Abstract: FR-PO0177
Direct Evidence of Spontaneous Transition of Residual Healthy Tubules in Injured Tissue to Proinflammatory Failed Repair Proximal Tubular Cells
Session Information
- AKI: Mechanisms - 2
November 07, 2025 | Location: Exhibit Hall, Convention Center
Abstract Time: 10:00 AM - 12:00 PM
Category: Acute Kidney Injury
- 103 AKI: Mechanisms
Authors
- Umehara, Minato, Department of Nephrology, Graduate School of Medical Science, Kyoto Prefectural University of Medicine, Kyoto, Japan
- Kirita, Yuhei, Department of Nephrology, Graduate School of Medical Science, Kyoto Prefectural University of Medicine, Kyoto, Japan
- Tamagaki, Keiichi, Department of Nephrology, Graduate School of Medical Science, Kyoto Prefectural University of Medicine, Kyoto, Japan
- Kusaba, Tetsuro, Department of Nephrology, Graduate School of Medical Science, Kyoto Prefectural University of Medicine, Kyoto, Japan
Background
Recent studies have shown that proinflammatory failed-repair proximal tubular cells (FR-PTCs) emerge during the chronic phase after kidney injury and play a role in the transition from acute kidney injury (AKI) to chronic kidney disease (CKD).
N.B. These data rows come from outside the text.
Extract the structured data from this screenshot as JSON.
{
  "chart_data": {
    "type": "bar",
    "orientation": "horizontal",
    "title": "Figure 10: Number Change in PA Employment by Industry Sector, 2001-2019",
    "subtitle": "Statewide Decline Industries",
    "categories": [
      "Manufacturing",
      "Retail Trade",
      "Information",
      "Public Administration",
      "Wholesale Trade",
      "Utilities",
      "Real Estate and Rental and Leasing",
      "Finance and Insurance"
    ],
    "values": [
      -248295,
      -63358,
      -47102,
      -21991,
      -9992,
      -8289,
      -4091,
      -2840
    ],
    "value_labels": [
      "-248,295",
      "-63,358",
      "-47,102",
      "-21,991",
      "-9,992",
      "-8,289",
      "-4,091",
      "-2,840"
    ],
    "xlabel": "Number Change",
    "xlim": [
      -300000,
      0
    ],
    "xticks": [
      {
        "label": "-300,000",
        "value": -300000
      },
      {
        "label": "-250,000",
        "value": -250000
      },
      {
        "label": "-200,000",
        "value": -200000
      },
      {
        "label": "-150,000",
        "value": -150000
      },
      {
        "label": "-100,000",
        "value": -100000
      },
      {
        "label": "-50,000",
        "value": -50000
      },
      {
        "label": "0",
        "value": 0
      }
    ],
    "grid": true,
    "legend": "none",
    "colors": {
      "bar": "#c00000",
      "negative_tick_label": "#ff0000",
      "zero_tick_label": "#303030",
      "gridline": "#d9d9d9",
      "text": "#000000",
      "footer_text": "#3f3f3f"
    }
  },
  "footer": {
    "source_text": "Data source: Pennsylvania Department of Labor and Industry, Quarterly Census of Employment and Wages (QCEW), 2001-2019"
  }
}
Interestingly, FR-PTCs are also present in the kidneys of CKD patients with no prior history of AKI, leaving their origin unclear. We hypothesized that residual normal tubular cells in injured kidneys might convert into FR-PTCs even in the absence of new injury, driven by compensatory functional overload.
Methods
We conducted lineage tracing of residual healthy tubules in injured kidneys using mice carrying a tamoxifen-inducible tdTomato reporter specific to normal proximal tubules (Slc34a1GCE/R26tdTomato). Tamoxifen was administered 28 days after ischemia-reperfusion injury (IRI) to genetically label surviving normal tubules. The fate of the labeled cells was analyzed two months later. Additionally, we performed transcriptomic profiling of the labeled tubules to identify contributing molecular changes.
Results
Immunostaining confirmed accurate labeling of healthy residual tubules in the injured kidneys, as tdTomato+ cells were LTL-positive and KIM1-negative. After two months, despite no further injury, a subset of tdTomato+ cells expressed VCAM1, indicating their transition into FR-PTCs. To explore mechanisms driving this change, we conducted RNA sequencing on the isolated tdTomato+ cells and found enhanced fatty acid metabolism in healthy tubules, suggesting increased energy demand. Immunostaining and ELISA revealed that lipid peroxidation product 4-hydroxynonenal (4HNE) was, mainly elevated in residual healthy tubules. In vitro, 4HNE exposure induced DNA damage, cell cycle arrest, and VCAM1 expression in tubular epithelial cells.
Conclusion
These findings from lineage tracing indicate that healthy tubules in injured kidneys can spontaneously transform into FR-PTCs during the chronic phase post-injury. This transformation is driven by elevated energy needs, leading to increased fatty acid metabolism and lipid peroxide generation, which in turn triggers tubular injury and the emergence of FR-PTCs. Our results suggest that controlling functional overload in surviving normal tubules is essential to preserve kidney integrity in CKD.